Two groups came to mind, reading this, who would probably identify with the PC strongly.
The first: those labelled as “gifted” in childhood. The burden of expectation from family, school, society lies on you, but you get all the wrong support. All the support to develop your abilities - to win all the competitions, ace all the exams - and too little to equip you emotionally and psychologically.
The second: those who do jobs that require them to run towards danger - emergency services, healthcare, mental health services, social work. You are the help that people call for. Sometimes you face things that terrify you, absolute disasters on a scale big or small, and you run out of resources, knowledge and wits. Yet, you can’t abscond from your responsibilities, and when you go back into the “normal world”, you have no words to explain to your friends outside this line
Structurally, Yesterday flashes back and forth between the PC’s life as a schoolgirl and her previous magical girl life. This is further set off by a parallel choice structure. Yesterday also uses the limited choices afforded by the CYOA format to illustrate character development.
Amongst many other things - a vivid protagonist, thoughtful design, a subversion on the magical girl narrative - Yesterday is a really good example of how a choice-based narrative can play with choices to reinforce the story.
[Briefly mentions a nearly abusive relationship. Time to completion: 15-20 mins]
Relic is a largely linear piece of interactive fiction about a salvage collector who chances upon an incredibly valuable figurine - but there appears to be something wrong with it…
Relic is set in a universe that melds cyberpunk technology - think handsets and novel plastics - and earthy magic, but the technology and even the magic merely forms the backdrop. The world building details are more of a focus and filter for social issues and tensions that also exist in our current world. What matters, then, is the people, and the story.
Sandel’s conception of the lore and traditions around the salvage community will doubtless be familiar to anyone who has even dabbled in such interests as stamp collecting and comic books - those interests commonly relegated to “hobby” status, but which attract lots of gatekeeping. In particular, those who purport to maintain quality within the community disproportionately exclude minorities.
Relic may look plain at first glance, but this would be to overlook a cracking good story.
[Time to completion: 10-20 mins]
The blackbird is one of the most common birds, certainly in the UK, but surprisingly beautiful in the right light. Its feathers are black speckled with white, or so glossy black they shine blue; they are small but complete, and perfectly formed.
Holly Gramazio’s How to be a Blackbird captures the same sense of finding beauty in the smallest of things, using playful text effects, a stream of consciousness style of writing, even the background noises that make up this game’s soundtrack.
This game is a pleasure to play: it is a world not without worries, but with no bad endings, starring a character incredibly comfortable in their own body (with the glossiest feathers and the prettiest song).
Winter Storm Draco is a moody traipse through an over-snowed path, but with some strange sights on the way.
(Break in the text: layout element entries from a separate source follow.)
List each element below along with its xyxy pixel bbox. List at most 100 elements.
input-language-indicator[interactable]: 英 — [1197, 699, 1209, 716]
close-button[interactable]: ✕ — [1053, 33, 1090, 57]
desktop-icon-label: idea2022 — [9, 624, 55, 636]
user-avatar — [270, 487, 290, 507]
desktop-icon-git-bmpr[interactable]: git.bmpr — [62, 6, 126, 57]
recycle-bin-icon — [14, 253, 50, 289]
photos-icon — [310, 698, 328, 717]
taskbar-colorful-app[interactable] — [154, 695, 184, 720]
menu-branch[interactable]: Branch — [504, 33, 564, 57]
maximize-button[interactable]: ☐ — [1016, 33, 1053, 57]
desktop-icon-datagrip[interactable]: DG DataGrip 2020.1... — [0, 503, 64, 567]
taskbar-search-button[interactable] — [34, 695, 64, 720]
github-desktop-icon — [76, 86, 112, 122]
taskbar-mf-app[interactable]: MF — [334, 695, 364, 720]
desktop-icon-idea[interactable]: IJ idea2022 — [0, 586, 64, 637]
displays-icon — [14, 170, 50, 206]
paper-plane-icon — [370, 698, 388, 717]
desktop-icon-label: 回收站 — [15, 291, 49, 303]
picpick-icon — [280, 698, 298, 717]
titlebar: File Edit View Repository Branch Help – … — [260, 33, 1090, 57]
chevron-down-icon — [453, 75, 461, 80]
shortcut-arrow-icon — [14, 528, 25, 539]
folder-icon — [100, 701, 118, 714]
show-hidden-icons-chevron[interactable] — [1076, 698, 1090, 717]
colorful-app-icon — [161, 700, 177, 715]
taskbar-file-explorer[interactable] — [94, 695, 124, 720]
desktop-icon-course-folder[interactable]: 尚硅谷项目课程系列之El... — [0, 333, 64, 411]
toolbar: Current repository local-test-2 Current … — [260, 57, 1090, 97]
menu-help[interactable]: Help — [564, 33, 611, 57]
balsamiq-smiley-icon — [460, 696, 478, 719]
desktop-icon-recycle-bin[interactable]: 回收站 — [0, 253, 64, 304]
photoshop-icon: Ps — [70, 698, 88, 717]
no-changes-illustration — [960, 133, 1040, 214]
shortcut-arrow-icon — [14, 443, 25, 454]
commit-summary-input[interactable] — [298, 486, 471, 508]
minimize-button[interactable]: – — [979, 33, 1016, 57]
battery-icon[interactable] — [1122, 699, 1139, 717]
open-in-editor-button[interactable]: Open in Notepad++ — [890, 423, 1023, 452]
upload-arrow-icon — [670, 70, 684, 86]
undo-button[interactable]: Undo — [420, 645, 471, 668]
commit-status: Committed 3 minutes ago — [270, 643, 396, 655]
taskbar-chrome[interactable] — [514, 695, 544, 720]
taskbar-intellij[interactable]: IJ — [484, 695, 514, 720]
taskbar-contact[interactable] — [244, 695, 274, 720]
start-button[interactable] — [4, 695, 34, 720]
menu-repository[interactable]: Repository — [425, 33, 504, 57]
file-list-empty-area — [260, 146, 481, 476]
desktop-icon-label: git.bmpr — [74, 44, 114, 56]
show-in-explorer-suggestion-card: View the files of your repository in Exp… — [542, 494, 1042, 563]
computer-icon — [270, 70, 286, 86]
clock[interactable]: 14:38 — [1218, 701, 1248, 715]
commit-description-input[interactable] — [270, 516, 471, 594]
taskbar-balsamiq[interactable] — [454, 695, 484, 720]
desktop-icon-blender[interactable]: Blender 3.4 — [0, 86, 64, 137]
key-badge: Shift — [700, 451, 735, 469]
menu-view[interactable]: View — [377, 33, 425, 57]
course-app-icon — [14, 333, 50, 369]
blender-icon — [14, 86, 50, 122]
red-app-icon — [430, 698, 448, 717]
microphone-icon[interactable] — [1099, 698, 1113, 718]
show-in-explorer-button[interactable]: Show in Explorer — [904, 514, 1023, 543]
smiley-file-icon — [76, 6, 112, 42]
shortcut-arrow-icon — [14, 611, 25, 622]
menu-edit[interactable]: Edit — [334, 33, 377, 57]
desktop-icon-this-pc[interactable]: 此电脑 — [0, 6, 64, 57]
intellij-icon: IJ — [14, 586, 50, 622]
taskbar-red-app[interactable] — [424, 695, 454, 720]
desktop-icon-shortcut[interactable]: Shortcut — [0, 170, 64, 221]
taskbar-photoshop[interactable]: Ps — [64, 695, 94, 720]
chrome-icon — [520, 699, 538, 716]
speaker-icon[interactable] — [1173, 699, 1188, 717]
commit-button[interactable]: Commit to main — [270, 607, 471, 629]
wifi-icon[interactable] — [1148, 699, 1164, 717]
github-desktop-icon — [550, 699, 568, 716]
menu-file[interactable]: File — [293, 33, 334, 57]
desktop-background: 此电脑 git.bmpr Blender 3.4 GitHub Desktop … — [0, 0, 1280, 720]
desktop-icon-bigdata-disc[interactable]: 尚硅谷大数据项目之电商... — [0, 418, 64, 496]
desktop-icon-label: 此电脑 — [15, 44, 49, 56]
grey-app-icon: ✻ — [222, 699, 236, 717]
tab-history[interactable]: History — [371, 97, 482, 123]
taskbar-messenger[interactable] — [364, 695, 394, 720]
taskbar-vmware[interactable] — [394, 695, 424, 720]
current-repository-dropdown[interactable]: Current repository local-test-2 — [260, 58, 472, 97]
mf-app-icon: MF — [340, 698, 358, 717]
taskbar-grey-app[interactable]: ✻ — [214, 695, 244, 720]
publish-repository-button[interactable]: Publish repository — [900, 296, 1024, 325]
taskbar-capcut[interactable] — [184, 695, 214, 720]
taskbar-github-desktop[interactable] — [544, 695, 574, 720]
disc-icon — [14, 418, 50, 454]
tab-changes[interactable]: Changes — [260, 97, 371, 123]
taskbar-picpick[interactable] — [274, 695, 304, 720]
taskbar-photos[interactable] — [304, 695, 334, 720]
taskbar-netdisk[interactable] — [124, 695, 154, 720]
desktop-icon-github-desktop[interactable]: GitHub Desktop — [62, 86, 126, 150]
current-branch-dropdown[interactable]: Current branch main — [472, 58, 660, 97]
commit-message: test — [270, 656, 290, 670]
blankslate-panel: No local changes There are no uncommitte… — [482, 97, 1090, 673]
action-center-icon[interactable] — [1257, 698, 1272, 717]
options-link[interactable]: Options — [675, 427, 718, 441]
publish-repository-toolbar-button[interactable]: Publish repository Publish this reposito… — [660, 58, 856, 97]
Winter Storm Draco is a game that is well-suited to its format. It plays on one of the strengths of the parser format, by allowing the author to wrench control from the player at key moments - first in navigation, when even the compass directions so ubiquitous in parser games mean nothing; later, in the end-scene.
I relied on the walkthrough in several parts but mostly there were textual clues enough to let a reader canny with parser game conventions to proceed without too much difficulty.
It has the signature self-referential, dry wit that came through so markedly in Nautilisia, though Winter Storm Draco is a little more introspective, a little grimmer. Overall, enjoyable and atmospheric.